Something very bad has happened to young Wesley Keener. He’s cracked his skull open—just how is a matter requiring some fact-finding—and now he’s empty of everything but a bright light, something like the trunk of the car at the center of Alex Cox’s film Repo Man. “Hollow….They hollowed him out.” So thinks Jay Albert Shenk, a Los Angeles ambulance-chaser attorney who sports a tiny ponytail and a generally good-natured attitude, turning competitive only when he’s up against lesser lawyers. He’s a fine and mostly honest fellow in whom Winters, an expert practitioner of odd scenarios in books such as Underground Airlines (2016), invests much attention and character development.

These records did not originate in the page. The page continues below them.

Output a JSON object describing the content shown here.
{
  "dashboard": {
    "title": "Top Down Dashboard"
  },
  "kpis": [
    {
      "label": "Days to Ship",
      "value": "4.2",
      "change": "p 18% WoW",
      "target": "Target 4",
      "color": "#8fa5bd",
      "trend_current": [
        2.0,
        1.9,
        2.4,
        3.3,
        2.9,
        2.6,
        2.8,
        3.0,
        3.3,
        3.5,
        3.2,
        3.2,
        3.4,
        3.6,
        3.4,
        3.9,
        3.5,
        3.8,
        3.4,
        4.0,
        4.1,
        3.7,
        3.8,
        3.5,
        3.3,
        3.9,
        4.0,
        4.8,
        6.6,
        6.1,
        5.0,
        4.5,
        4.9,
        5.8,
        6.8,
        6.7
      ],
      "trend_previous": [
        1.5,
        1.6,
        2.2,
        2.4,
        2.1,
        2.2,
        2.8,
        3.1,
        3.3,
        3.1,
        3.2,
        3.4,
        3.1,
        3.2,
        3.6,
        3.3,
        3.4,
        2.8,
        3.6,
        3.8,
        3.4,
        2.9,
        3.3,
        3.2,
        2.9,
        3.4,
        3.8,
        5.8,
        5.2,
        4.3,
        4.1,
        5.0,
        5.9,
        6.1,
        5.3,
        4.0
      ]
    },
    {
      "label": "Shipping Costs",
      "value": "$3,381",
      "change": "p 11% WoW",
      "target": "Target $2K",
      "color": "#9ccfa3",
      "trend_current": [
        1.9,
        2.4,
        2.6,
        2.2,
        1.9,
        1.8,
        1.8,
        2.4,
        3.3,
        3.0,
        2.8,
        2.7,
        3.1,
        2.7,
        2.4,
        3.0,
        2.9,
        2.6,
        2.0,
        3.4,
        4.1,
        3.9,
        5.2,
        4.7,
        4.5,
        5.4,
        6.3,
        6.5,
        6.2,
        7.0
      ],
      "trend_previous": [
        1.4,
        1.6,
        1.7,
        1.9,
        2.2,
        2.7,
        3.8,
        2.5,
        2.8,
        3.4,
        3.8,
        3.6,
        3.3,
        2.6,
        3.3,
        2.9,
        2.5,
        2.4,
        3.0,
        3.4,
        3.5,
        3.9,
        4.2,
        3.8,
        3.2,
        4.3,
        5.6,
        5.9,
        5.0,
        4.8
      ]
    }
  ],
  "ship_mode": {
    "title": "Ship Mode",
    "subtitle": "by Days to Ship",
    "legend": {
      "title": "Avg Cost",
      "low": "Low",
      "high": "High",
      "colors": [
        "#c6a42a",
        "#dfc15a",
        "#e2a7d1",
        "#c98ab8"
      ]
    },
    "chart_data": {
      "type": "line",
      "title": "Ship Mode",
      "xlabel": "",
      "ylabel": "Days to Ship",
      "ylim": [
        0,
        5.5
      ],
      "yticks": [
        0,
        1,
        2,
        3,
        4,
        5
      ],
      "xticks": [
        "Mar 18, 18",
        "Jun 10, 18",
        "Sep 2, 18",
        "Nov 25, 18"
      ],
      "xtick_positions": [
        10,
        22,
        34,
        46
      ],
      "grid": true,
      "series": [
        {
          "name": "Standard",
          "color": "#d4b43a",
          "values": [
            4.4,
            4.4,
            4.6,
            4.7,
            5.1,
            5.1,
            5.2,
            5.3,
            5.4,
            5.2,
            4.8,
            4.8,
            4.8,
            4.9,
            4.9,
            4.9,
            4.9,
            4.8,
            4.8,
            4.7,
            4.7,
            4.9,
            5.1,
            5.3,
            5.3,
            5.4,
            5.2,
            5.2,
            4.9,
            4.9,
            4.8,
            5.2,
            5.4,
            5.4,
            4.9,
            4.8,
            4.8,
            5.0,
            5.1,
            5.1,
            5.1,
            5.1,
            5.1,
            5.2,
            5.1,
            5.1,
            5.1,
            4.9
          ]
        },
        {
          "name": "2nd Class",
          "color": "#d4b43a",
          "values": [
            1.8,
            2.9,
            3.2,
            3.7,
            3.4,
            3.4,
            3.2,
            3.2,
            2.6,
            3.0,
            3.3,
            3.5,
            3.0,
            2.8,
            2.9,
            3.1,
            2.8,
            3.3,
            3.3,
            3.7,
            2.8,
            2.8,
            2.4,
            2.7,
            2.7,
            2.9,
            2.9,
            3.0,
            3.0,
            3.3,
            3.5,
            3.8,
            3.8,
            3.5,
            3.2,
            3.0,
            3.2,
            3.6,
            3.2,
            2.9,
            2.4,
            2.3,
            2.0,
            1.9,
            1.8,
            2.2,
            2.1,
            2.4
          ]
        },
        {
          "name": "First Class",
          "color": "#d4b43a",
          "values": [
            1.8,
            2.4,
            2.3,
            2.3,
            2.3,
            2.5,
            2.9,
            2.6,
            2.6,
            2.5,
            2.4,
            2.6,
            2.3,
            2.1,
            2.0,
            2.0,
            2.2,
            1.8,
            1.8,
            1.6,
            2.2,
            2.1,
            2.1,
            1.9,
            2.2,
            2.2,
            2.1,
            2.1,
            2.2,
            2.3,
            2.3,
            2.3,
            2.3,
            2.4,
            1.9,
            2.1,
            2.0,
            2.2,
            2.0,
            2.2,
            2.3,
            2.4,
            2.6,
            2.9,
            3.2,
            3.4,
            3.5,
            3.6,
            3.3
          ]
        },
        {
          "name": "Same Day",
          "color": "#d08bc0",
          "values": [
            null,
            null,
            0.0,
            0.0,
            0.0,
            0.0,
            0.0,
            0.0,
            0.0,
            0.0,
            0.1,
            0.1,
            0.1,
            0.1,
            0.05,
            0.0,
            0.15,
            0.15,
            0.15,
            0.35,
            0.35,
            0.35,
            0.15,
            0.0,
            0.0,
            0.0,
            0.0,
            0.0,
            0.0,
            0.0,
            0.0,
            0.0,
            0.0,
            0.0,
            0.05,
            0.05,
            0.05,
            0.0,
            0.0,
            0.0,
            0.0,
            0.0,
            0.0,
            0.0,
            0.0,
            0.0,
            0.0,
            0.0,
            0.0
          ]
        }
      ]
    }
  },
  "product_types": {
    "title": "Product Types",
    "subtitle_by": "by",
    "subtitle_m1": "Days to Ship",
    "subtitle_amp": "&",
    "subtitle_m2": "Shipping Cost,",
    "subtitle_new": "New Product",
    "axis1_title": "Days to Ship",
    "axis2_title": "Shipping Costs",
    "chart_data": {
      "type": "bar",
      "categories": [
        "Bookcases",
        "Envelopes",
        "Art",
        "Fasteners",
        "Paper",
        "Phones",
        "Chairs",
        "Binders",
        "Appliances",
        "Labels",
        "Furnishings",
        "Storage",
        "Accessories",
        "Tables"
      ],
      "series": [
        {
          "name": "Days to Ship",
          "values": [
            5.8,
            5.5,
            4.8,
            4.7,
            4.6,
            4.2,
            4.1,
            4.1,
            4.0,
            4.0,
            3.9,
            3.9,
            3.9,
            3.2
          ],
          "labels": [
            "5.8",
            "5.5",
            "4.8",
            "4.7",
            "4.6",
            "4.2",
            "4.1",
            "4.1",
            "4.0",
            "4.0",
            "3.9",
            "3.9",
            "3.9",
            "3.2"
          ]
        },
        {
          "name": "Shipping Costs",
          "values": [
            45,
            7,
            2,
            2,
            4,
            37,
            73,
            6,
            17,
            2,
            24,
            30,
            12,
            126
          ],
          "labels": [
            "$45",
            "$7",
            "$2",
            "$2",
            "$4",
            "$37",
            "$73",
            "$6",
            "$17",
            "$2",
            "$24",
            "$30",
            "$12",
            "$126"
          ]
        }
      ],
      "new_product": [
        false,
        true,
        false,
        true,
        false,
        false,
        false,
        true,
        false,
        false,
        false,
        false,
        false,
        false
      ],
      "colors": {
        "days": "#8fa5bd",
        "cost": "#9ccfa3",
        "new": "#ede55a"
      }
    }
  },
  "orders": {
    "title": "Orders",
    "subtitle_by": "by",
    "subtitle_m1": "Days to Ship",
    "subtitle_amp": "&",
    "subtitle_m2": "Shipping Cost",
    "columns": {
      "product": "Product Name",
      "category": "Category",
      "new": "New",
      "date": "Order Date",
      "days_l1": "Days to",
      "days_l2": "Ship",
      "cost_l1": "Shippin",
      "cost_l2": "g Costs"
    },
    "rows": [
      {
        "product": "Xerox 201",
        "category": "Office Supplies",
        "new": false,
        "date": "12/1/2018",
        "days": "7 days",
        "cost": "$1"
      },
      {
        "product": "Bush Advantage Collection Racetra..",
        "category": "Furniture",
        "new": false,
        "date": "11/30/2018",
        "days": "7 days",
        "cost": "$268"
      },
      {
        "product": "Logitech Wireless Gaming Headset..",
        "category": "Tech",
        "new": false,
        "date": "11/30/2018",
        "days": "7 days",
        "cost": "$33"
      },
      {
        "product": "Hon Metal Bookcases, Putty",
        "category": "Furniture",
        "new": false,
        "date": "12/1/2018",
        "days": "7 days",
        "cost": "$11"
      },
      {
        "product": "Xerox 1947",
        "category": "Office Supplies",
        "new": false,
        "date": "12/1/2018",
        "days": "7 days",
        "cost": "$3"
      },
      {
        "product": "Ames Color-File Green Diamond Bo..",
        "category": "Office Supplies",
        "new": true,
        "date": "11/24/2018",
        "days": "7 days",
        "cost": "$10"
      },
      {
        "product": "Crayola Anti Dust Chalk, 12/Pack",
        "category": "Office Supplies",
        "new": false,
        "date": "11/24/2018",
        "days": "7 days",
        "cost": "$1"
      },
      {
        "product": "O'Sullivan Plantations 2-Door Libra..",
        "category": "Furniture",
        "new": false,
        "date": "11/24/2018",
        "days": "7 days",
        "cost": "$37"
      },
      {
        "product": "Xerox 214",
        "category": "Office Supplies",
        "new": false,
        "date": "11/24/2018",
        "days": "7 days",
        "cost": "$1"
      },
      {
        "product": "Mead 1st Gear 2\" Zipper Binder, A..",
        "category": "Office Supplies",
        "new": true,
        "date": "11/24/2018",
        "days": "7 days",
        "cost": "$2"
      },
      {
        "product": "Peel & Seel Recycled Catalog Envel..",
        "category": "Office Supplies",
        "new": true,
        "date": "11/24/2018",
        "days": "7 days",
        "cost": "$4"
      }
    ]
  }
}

In company with his adopted son, Ruben, a grocery-store clerk—born in Vietnam, raised Jewish, and nicknamed “Rabbi”—Shenk tries to ferret out what it was, exactly, that happened to poor Wesley while filing a medical malpractice against the doctors—the “they” in question—who treated him once he was rushed to the hospital. “Shenk had been doing this for nineteen years…and he could give you the lowdown on every sawbones, on every hospital and clinic and urgent care in Southern California,” Winters writes. The doctors range from weary to evasive to self-appointed deity, but they’re the least of Shenk’s problems: Both he and Ruben are visited by spectral cultists who think Wesley’s shell might just harbor a portal to another world. Wesley’s dad is a handful, the expert witness Shenk hires turns out to be a slippery character, and Wesley’s sister, Evie, “not a rock star, not exactly, but she was a certified indie darling, her star ascendant,” has plenty of complicating secrets of her own. Winters’ lively tale jumps from decade to decade and all over the map as everyone grows older except Wesley, with a growing trail of bodies and suspects to mark the story’s passage.

An entertaining concoction with plenty of twists on the way to a nicely unexpected resolution.